Fire triumphs over water to make the children of Israel proclaim that they
believe: “The LORD is God!” In the Psalm, we who believe in the Lord
sing our faith – and our need to have God’s power in our lives: “Keep
me safe, O God; you are my hope.”
And then in today‘s Gospel passage, Jesus asserts that he will “fulfill,”
the law, complete the work of the prophets like Elijah. Every bit of
every word of the Old Testament’s promise that God is with us is realized
in the Incarnation of the Word., in the water of Baptism in Christ, and in
the fires of Pentecost.
Yet while the law and the prophets are not abolished, I think our faith is
“new” in our confidence that God is truly with us in this world, even though
we don’t expect God to send fire down from heaven in answer to some modern
Elijah. We are reasonably skeptical of “miracles.” Last year, in my
own home town in Massachusetts, a remarkable image resembling a portrait
of Mary, the Mother of God, became apparent in a double-glazed window at
the local hospital. Huge crowds gathered to view the window, and many
believed it to be a miraculous sign. Thus it surely WAS a miracle in the
sense of the definition of miracles given by a character in George Bernard
Shaw’s play Saint Joan: “If they confirm or create faith, they
are true miracles.” Although a natural explanation that includes
words like “condensation” and “coincidence” is pretty obvious, the hospital’s
window served, for some, like Elijah’s consuming fire. While for safety reasons
the window is covered for much of the day, my brother reports that people
are still coming in the limited viewing hours to pray and to leave flowers
by the wall of the building. Their faith is also “miracle,” a sign
of God’s power in the world.
Given the skepticism of our times, we are grateful for the gift of faith
in God, in Christ, Risen Savior, living and powerful, here and now.

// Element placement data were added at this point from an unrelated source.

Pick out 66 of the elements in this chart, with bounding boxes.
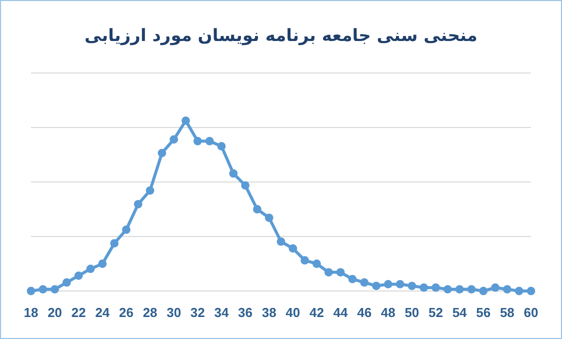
point	[443, 285, 452, 294]
point	[324, 268, 333, 276]
x-tick-label: 34	[214, 305, 230, 320]
point	[372, 282, 380, 290]
x-tick-label: 20	[48, 305, 62, 320]
point	[62, 278, 71, 287]
point	[110, 239, 119, 248]
point	[288, 244, 298, 253]
x-tick-label: 28	[142, 305, 158, 320]
point	[526, 286, 536, 296]
x-tick-label: 46	[357, 305, 372, 320]
point	[241, 181, 250, 190]
point	[348, 274, 357, 284]
point	[479, 286, 488, 296]
x-tick-label: 60	[524, 305, 538, 320]
point	[229, 169, 238, 178]
x-tick-label: 48	[380, 305, 396, 320]
point	[158, 148, 166, 158]
point	[408, 282, 416, 290]
x-tick-label: 54	[452, 305, 468, 320]
x-tick-label: 42	[309, 305, 324, 320]
x-tick-label: 24	[95, 305, 110, 320]
point	[26, 286, 36, 296]
point	[300, 256, 310, 265]
point	[491, 283, 500, 292]
point	[276, 237, 286, 246]
point	[50, 285, 60, 294]
x-tick-label: 44	[333, 305, 349, 320]
x-tick-label: 50	[404, 305, 420, 320]
point	[252, 205, 262, 214]
point	[182, 116, 190, 125]
point	[122, 225, 130, 234]
point	[86, 264, 95, 274]
point	[502, 285, 512, 294]
x-tick-label: 58	[500, 305, 514, 320]
point	[384, 280, 392, 288]
point	[134, 200, 142, 208]
point	[74, 271, 83, 280]
point	[38, 285, 48, 294]
point	[360, 278, 369, 287]
point	[312, 260, 321, 268]
x-tick-label: 40	[286, 305, 300, 320]
x-tick-label: 30	[166, 305, 182, 320]
x-tick-label: 22	[71, 305, 86, 320]
point	[514, 286, 524, 296]
point	[146, 186, 154, 195]
chart-title: منحنی سنی جامعه برنامه نویسان مورد ارزیابی	[84, 26, 478, 46]
point	[432, 283, 440, 292]
point	[193, 136, 202, 146]
x-tick-label: 36	[238, 305, 253, 320]
x-tick-label: 52	[428, 305, 443, 320]
x-tick-label: 38	[262, 305, 276, 320]
point	[170, 135, 178, 144]
point	[264, 214, 274, 222]
point	[98, 260, 107, 268]
point	[467, 285, 476, 294]
point	[205, 136, 214, 146]
point	[396, 280, 404, 288]
point	[336, 268, 345, 276]
point	[217, 142, 226, 150]
x-tick-label: 18	[24, 305, 38, 320]
point	[455, 285, 464, 294]
x-tick-label: 56	[476, 305, 491, 320]
x-tick-label: 32	[190, 305, 205, 320]
x-tick-label: 26	[119, 305, 134, 320]
point	[420, 283, 428, 292]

We see the world as, to use Andrew Greeley’s adjective, “enchanted,” God-filled,
and manifesting God’s power in everything, from the fires of sunsets and
the waters of ocean surf, to the generous sacrifices of our heroes.
With faith and hope I pray today from the tradition of the law and the prophets
as taught to me: “Come, Holy Spirit, and fill the hearts of your faithful,
and enkindle in us the fires of your Love.”